Monday, August 1, 2011

Reflections on Grief: 6 months later

Today marks 6 months ago that my Mom passed away. I wish I could say that the peaceful feeling has completely remained with me. I do not doubt that she is in a better place. I do not doubt our Heavenly Fathers will for her to be taken from us so early with how many people were touched and changed by her story. Her story created beauty from tragedy. The hard part for me is just getting use to the day to day life without my Mom. A Mother love is like a security blanket that can not be replaced.


Everyone told me to expect the first year to be hard and it is! I still find myself going to call her and the "firsts" often leave me feeling sad and alone. Her first birthday, the first Mothers day without her, my first sinus infection without her to consult with....

Its ironic that it seems I dealt better when she was sick and since then have fallen apart, while I see the opposite in my Dad and brothers. I feel like they struggled more to deal with her illness and have had an easier time moving on. In all fairness I think they might have a different perspective on that because I think they might define "dealing" differently than I would as a woman.

I don't want this to sound all melancholy and depressing but I also don't want to sugar coat and pretend that everything has moved on smoothly either. It certainly hasn't helped that I have been sick for months! Each day I try hard to look at the positive and live it in a way that would make my Mom proud. Each day I become more and more aware of how brave my Mom was not only in her illness but also as a Mother and woman.
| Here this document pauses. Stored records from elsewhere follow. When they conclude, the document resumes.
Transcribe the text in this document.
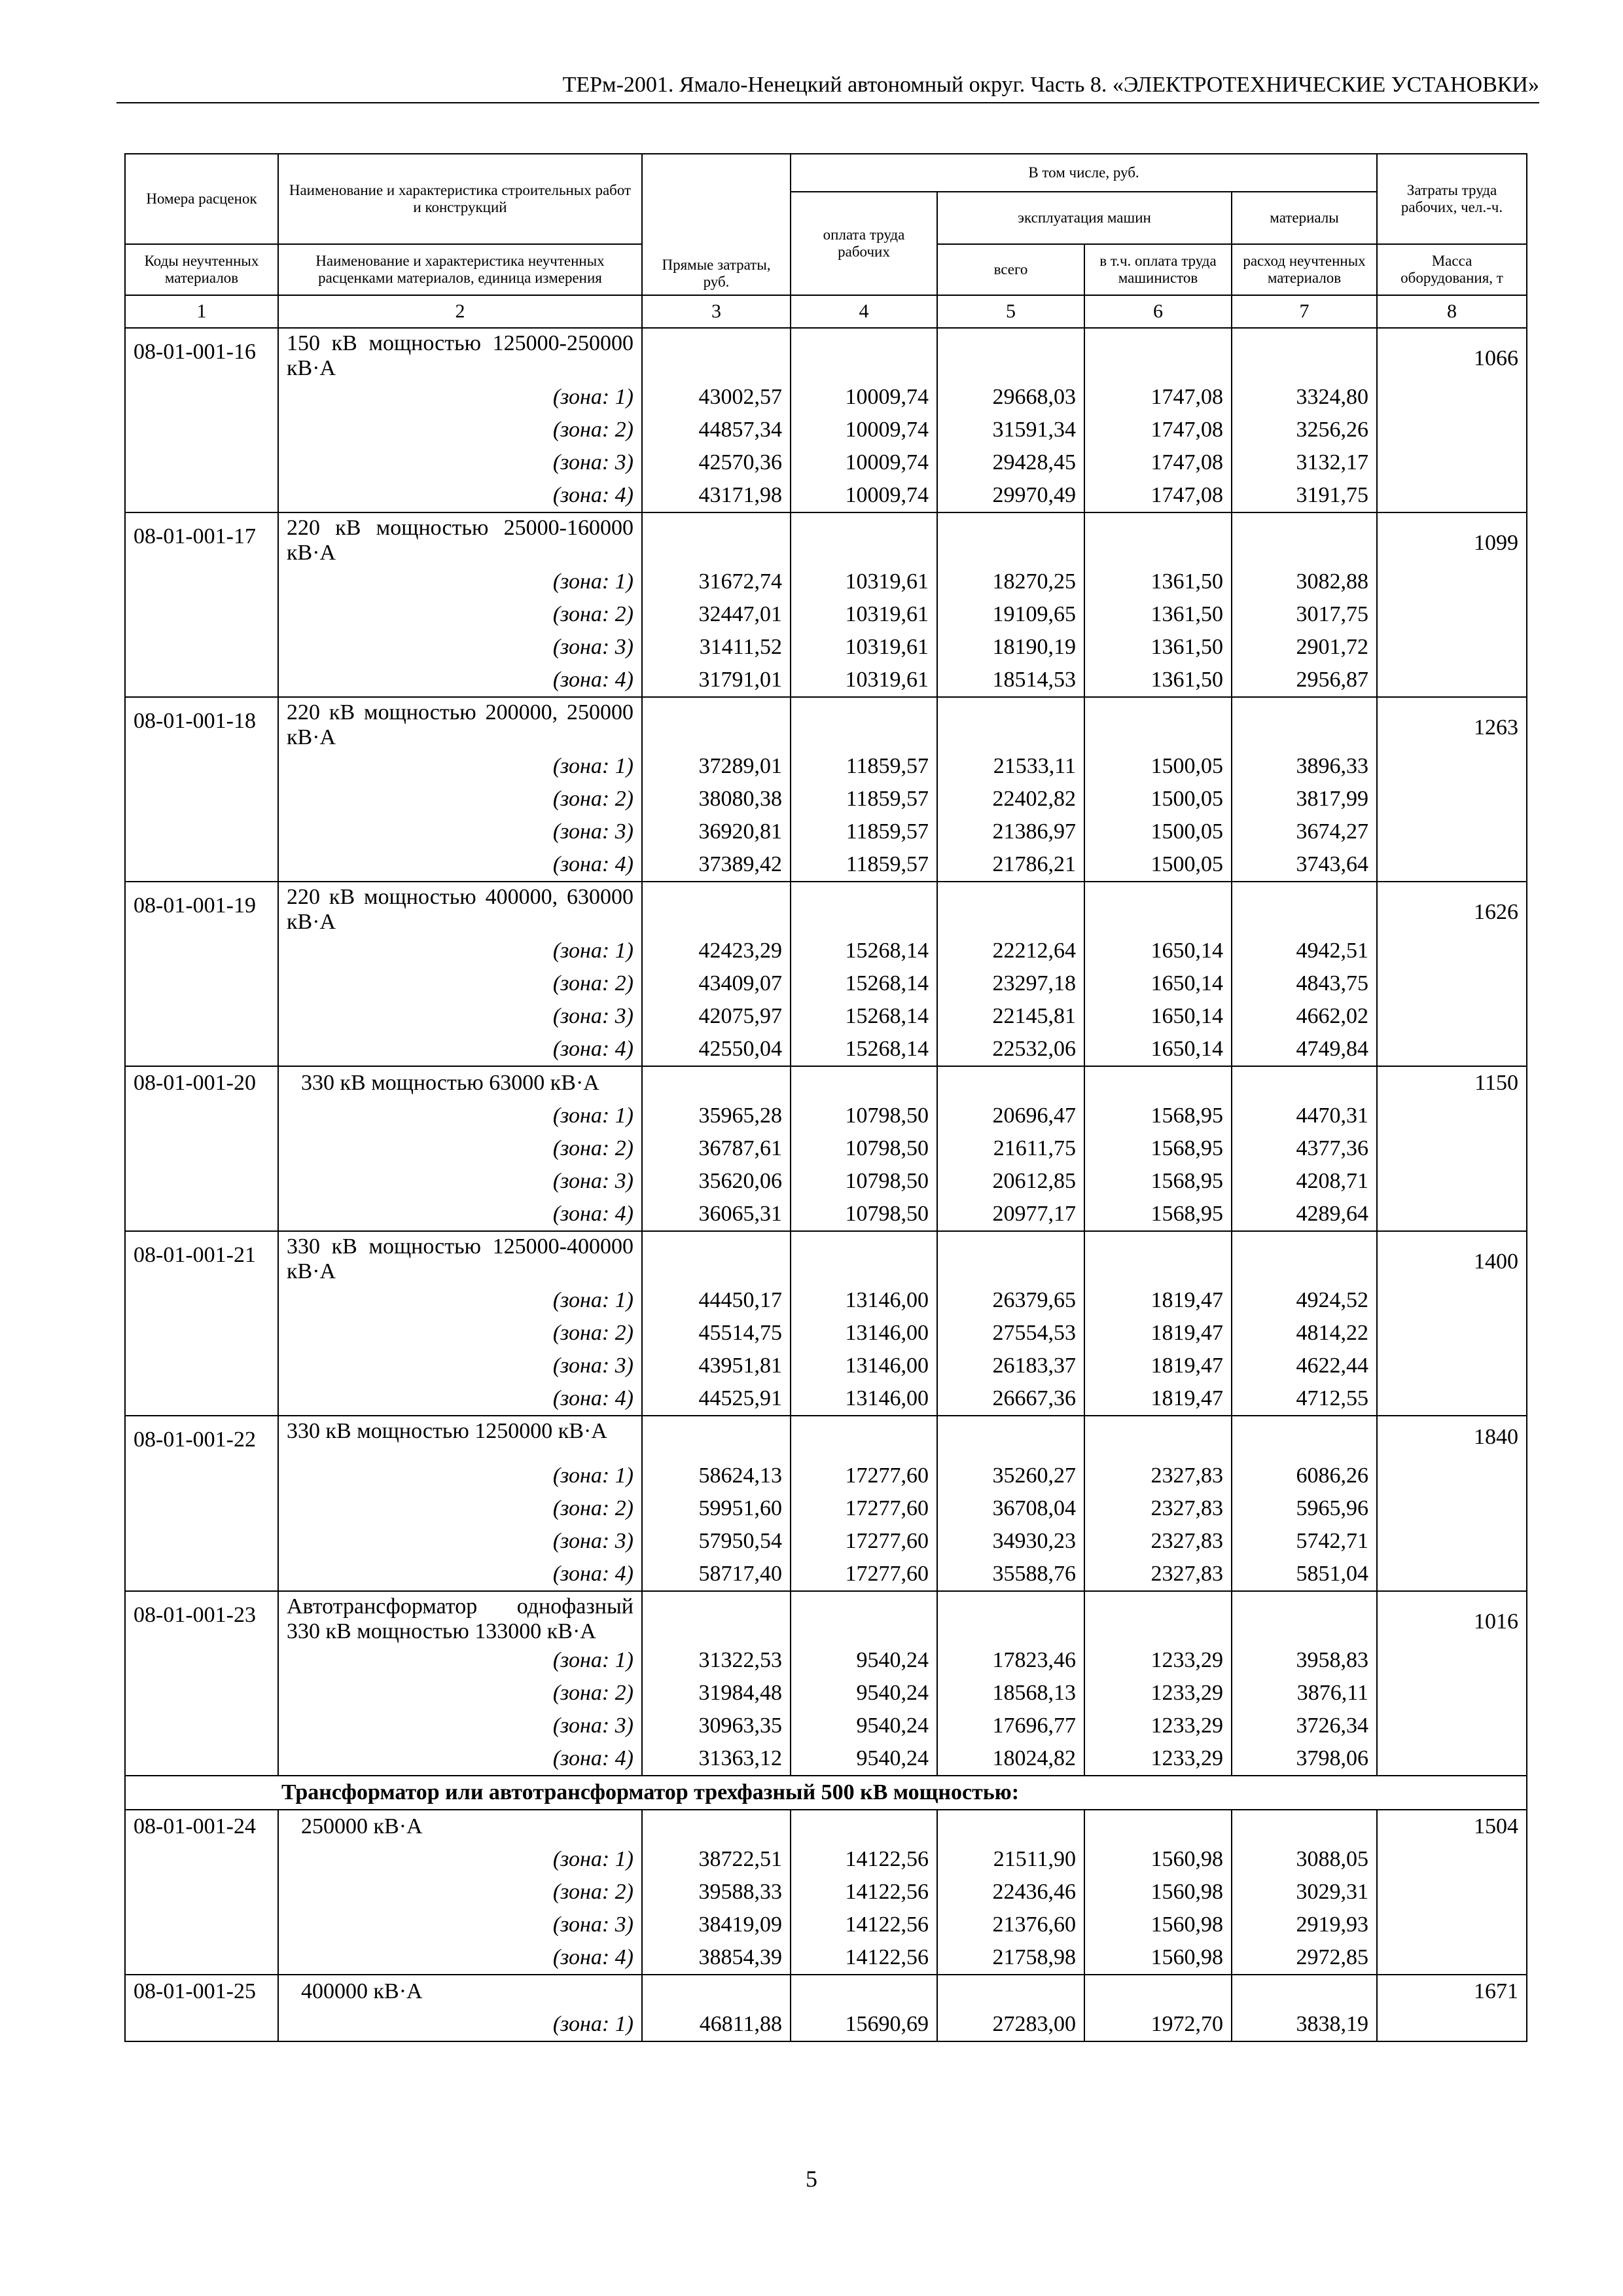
ТЕРм-2001. Ямало-Ненецкий автономный округ. Часть 8. «ЭЛЕКТРОТЕХНИЧЕСКИЕ УСТАНОВКИ»
Номера расценок	Наименование и характеристика строительных работ и конструкций	Прямые затраты, руб.	В том числе, руб.				Затраты труда рабочих, чел.-ч.
			оплата труда рабочих	эксплуатация машин		материалы	
Коды неучтенных материалов	Наименование и характеристика неучтенных расценками материалов, единица измерения			всего	в т.ч. оплата труда машинистов	расход неучтенных материалов	Масса оборудования, т
1	2	3	4	5	6	7	8
08-01-001-16	150 кВ мощностью 125000-250000 кВ·А						1066
	(зона: 1)	43002,57	10009,74	29668,03	1747,08	3324,80	
	(зона: 2)	44857,34	10009,74	31591,34	1747,08	3256,26	
	(зона: 3)	42570,36	10009,74	29428,45	1747,08	3132,17	
	(зона: 4)	43171,98	10009,74	29970,49	1747,08	3191,75	
08-01-001-17	220 кВ мощностью 25000-160000 кВ·А						1099
	(зона: 1)	31672,74	10319,61	18270,25	1361,50	3082,88	
	(зона: 2)	32447,01	10319,61	19109,65	1361,50	3017,75	
	(зона: 3)	31411,52	10319,61	18190,19	1361,50	2901,72	
	(зона: 4)	31791,01	10319,61	18514,53	1361,50	2956,87	
08-01-001-18	220 кВ мощностью 200000, 250000 кВ·А						1263
	(зона: 1)	37289,01	11859,57	21533,11	1500,05	3896,33	
	(зона: 2)	38080,38	11859,57	22402,82	1500,05	3817,99	
	(зона: 3)	36920,81	11859,57	21386,97	1500,05	3674,27	
	(зона: 4)	37389,42	11859,57	21786,21	1500,05	3743,64	
08-01-001-19	220 кВ мощностью 400000, 630000 кВ·А						1626
	(зона: 1)	42423,29	15268,14	22212,64	1650,14	4942,51	
	(зона: 2)	43409,07	15268,14	23297,18	1650,14	4843,75	
	(зона: 3)	42075,97	15268,14	22145,81	1650,14	4662,02	
	(зона: 4)	42550,04	15268,14	22532,06	1650,14	4749,84	
08-01-001-20	330 кВ мощностью 63000 кВ·А						1150
	(зона: 1)	35965,28	10798,50	20696,47	1568,95	4470,31	
	(зона: 2)	36787,61	10798,50	21611,75	1568,95	4377,36	
	(зона: 3)	35620,06	10798,50	20612,85	1568,95	4208,71	
	(зона: 4)	36065,31	10798,50	20977,17	1568,95	4289,64	
08-01-001-21	330 кВ мощностью 125000-400000 кВ·А						1400
	(зона: 1)	44450,17	13146,00	26379,65	1819,47	4924,52	
	(зона: 2)	45514,75	13146,00	27554,53	1819,47	4814,22	
	(зона: 3)	43951,81	13146,00	26183,37	1819,47	4622,44	
	(зона: 4)	44525,91	13146,00	26667,36	1819,47	4712,55	
08-01-001-22	330 кВ мощностью 1250000 кВ·А						1840
	(зона: 1)	58624,13	17277,60	35260,27	2327,83	6086,26	
	(зона: 2)	59951,60	17277,60	36708,04	2327,83	5965,96	
	(зона: 3)	57950,54	17277,60	34930,23	2327,83	5742,71	
	(зона: 4)	58717,40	17277,60	35588,76	2327,83	5851,04	
08-01-001-23	Автотрансформатор однофазный 330 кВ мощностью 133000 кВ·А						1016
	(зона: 1)	31322,53	9540,24	17823,46	1233,29	3958,83	
	(зона: 2)	31984,48	9540,24	18568,13	1233,29	3876,11	
	(зона: 3)	30963,35	9540,24	17696,77	1233,29	3726,34	
	(зона: 4)	31363,12	9540,24	18024,82	1233,29	3798,06	
Трансформатор или автотрансформатор трехфазный 500 кВ мощностью:							
08-01-001-24	250000 кВ·А						1504
	(зона: 1)	38722,51	14122,56	21511,90	1560,98	3088,05	
	(зона: 2)	39588,33	14122,56	22436,46	1560,98	3029,31	
	(зона: 3)	38419,09	14122,56	21376,60	1560,98	2919,93	
	(зона: 4)	38854,39	14122,56	21758,98	1560,98	2972,85	
08-01-001-25	400000 кВ·А						1671
	(зона: 1)	46811,88	15690,69	27283,00	1972,70	3838,19	
5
One of the best things that has happened in the last 6 months is that I have simplified my life. I realized those months in CA how much we have lost the joy of the basics in life. The satisfaction that comes from homemaking is being lost in the hurriedness of our modern life. Even though I know slowing down is the right thing its hard not to feel like I am lazy or selfish to move at a slower pace. In our Church's General Conference this last October there was an amazing talk by Dieter F. Uchtdorf I have read over and over for reassurance and I want to share an excerpt from it:

It’s remarkable how much we can learn about life by studying nature. For example, scientists can look at the rings of trees and make educated guesses about climate and growing conditions hundreds and even thousands of years ago. One of the things we learn from studying the growth of trees is that during seasons when conditions are ideal, trees grow at a normal rate. However, during seasons when growing conditions are not ideal, trees slow down their growth and devote their energy to the basic elements necessary for survival.

At this point some of you may be thinking, “That’s all very fine and good, but what does it have to do with flying an airplane?” Well, let me tell you.

Have you ever been in an airplane and experienced turbulence? The most common cause of turbulence is a sudden change in air movement causing the aircraft to pitch, yaw, and roll. While planes are built to withstand far greater turbulence than anything you would encounter on a regular flight, it still may be disconcerting to passengers.

What do you suppose pilots do when they encounter turbulence? A student pilot may think that increasing speed is a good strategy because it will get them through the turbulence faster. But that may be the wrong thing to do. Professional pilots understand that there is an optimum turbulence penetration speed that will minimize the negative effects of turbulence. And most of the time that would mean to reduce your speed. The same principle applies also to speed bumps on a road.

Therefore, it is good advice to slow down a little, steady the course, and focus on the essentials when experiencing adverse conditions.
(You can read the full talk here)

That is what I am trying to do. Focus on the essentials.

My life has never been as simple and focused as it was those months my Mom was sick and it filled me with wonder and joy at the power of love. I want my home to be a place where love is felt daily and not so full of activities and commitments that we don't have time to enjoy our life and enjoy each other.

The last 6 months have not been easy. It still is not easy.
I am still trying and have faith that time will help heal the pain.

1 comment:

  1. Lisa - I wish I had magic words to make it all easier, but as you know I don't. Just know that I love you and that I think you are an incredibly strong person! I can't even comprehend the strength you have had to have over the last year. Just know you are an amazing daughter, sister, wife and mother and I'm so grateful for the example you are to me! Love ya!